/ BLOGGING, SED, AWK, LINUX, SOFTWARE

Finding Missing Images

As part of my blog migration, I discovered one of my images wasn’t showing because it had the wrong case myimage.png vs MyImage.png. This is how I checked what other images were named wrong or missing.

My strategy is to:

  1. Get the list of images I have
  2. Find all the image referenced in the blog
  3. Alert where the reference name <> an actual name

Getting the list of images

This is really easy

ls /images > images_list.csv

Getting the images refereced

This is a bit trickier because I have to look inside the files. grep seems like a good way to do this.

grep -Er '/images/(.+)' _posts > referenced_images.csv

head referenced_images.csv
_posts/2014-07-31-what-version-of-php-am-i-running.md:cover: assets/images/phpapache.jpg
_posts/2011-02-17-a-tour-of-jmeter-part-1.md:  You should now have two elements. ![Record1](/assets/images/Record1.png)
_posts/2011-02-17-a-tour-of-jmeter-part-1.md:  JMeter now has your actions recorded ![Record2](/assets/images/Record2.png)

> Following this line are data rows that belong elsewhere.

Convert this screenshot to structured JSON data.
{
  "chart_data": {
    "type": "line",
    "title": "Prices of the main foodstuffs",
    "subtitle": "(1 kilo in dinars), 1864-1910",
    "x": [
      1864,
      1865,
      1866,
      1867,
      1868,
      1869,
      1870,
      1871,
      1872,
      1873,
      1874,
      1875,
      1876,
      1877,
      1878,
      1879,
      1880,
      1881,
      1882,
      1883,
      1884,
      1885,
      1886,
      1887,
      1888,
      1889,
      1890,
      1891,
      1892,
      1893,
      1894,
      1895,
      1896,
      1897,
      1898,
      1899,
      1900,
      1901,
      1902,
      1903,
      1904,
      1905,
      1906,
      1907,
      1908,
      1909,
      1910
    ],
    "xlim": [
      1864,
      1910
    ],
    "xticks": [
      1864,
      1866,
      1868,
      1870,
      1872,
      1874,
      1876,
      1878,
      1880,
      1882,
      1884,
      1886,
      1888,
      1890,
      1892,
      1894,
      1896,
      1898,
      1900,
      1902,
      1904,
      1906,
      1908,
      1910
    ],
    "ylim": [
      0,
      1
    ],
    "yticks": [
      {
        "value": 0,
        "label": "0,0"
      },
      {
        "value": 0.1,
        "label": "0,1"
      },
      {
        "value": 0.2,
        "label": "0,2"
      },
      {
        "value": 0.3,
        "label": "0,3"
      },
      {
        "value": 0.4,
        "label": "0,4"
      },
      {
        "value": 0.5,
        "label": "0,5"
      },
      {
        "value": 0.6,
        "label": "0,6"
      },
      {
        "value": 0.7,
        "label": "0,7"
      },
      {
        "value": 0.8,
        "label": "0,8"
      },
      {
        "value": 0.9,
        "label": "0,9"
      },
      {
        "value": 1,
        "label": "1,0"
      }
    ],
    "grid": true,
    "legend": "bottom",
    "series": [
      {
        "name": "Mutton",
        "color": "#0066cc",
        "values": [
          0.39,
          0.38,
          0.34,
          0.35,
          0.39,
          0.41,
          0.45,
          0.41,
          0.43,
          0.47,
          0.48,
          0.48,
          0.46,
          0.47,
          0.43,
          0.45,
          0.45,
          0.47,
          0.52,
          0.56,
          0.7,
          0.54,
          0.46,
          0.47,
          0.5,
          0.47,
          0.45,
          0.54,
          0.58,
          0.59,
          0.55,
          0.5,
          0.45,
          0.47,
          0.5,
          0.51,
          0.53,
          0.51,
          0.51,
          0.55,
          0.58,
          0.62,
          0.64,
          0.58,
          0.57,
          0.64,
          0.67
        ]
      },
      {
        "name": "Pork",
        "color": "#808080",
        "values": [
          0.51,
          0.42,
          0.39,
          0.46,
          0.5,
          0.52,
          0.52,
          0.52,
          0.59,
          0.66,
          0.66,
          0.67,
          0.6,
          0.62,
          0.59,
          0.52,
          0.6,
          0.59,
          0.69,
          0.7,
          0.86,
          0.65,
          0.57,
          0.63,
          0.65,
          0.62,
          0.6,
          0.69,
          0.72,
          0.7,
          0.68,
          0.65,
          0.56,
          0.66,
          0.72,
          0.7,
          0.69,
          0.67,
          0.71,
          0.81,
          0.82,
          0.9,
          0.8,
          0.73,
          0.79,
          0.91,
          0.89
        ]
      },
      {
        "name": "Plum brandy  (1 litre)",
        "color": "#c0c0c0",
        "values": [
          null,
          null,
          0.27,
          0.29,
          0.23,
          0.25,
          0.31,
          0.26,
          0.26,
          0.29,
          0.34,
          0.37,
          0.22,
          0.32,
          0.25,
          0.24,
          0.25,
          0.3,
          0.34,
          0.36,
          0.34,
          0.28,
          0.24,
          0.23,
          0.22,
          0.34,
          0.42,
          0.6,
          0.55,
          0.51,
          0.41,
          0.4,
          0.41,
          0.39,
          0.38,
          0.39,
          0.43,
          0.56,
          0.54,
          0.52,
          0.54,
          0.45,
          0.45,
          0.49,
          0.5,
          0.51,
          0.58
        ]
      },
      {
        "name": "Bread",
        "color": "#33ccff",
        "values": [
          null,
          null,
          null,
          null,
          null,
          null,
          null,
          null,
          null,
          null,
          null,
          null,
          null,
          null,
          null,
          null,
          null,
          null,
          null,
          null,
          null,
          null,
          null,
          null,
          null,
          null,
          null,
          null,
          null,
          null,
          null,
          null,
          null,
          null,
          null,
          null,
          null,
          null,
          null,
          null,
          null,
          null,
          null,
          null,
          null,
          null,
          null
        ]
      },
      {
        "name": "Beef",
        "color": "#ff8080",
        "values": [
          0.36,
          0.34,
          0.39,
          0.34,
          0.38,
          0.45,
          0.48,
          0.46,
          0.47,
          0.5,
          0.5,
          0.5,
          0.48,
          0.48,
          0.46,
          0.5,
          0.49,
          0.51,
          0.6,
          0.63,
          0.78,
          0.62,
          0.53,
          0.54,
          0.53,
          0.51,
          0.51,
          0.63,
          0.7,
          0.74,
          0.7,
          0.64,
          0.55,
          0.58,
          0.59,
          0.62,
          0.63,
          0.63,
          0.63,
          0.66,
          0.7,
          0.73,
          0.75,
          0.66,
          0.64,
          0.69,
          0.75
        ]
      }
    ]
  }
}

I don’t need all the info returned. ow do I just get the image name part.

looking at man grep the options -o -h look promising.

 -o, --only-matching
              Print only the matched (non-empty) parts of a matching line, with each such part on a  separate  output
              line.

 -h, --no-filename
              Suppress  the  prefixing  of file names on output.  This is the default when there is only one file (or
              only standard input) to search.
grep -Eroh '/images/(.+)' _posts > referenced_images.csv

head referenced_images.csv
/images/phpapache.jpg
/images/Record1.png)
/images/Record2.png)
/images/SBCLOptions.Png)

I’d like to just get the image name though. Pearl has a look-around assertion syntax which will check for things before or after the pattern match.

# Find a word between foo and bar
grep -oP '(?<=foo )\w+(?= bar)' test.txt

# Shortcut for the same query
grep -oP 'foo \K\w+(?= bar)' test.txt

I can modify my query to drop everything before the \K.

grep -rPoh '/images/\K.+(png|jpe?g|gif)' _posts > referenced_images.csv
head referenced_images.csv
phpapache.jpg
Record1.png
Record2.png

Nice, now I just need to loop over each one in the reference and see if there is a match in the actualls.

Finding the outlyers

I’m sure there is an easier way to do this.

while read l; do echo -n "$l "; grep -c $l image_list.csv; done < referenced_images.csv  > results.csv

head results.csv
phpapache.jpg,1
Record1.png,0
Record2.png,0
trainingvalidation

cat results.csv | grep ' 0' | awk '{print $1}'  > missing_images

head missing_images
Record1.png,0
Record2.png,0
CropperCapture88.png,0

Now I have my list but don’t know if it’s just missing or has a case of bad formatting.


awk '{print $1;}' missing_images

while read l; do echo -n $l,; grep -ic $l image_list.csv; done < missing_images > wrong_case.csv

head
Record1.png,1
Record2.png,1
CropperCapture%5B12%5D.png,0

# 1 means it's named wrong
# 0 means it's not in the image list

References

  • Can I grep out a group match https://unix.stackexchange.com/questions/13466/can-grep-output-only-specified-groupings-that-match
  • Basic Grep info https://linuxize.com/post/regular-expressions-in-grep/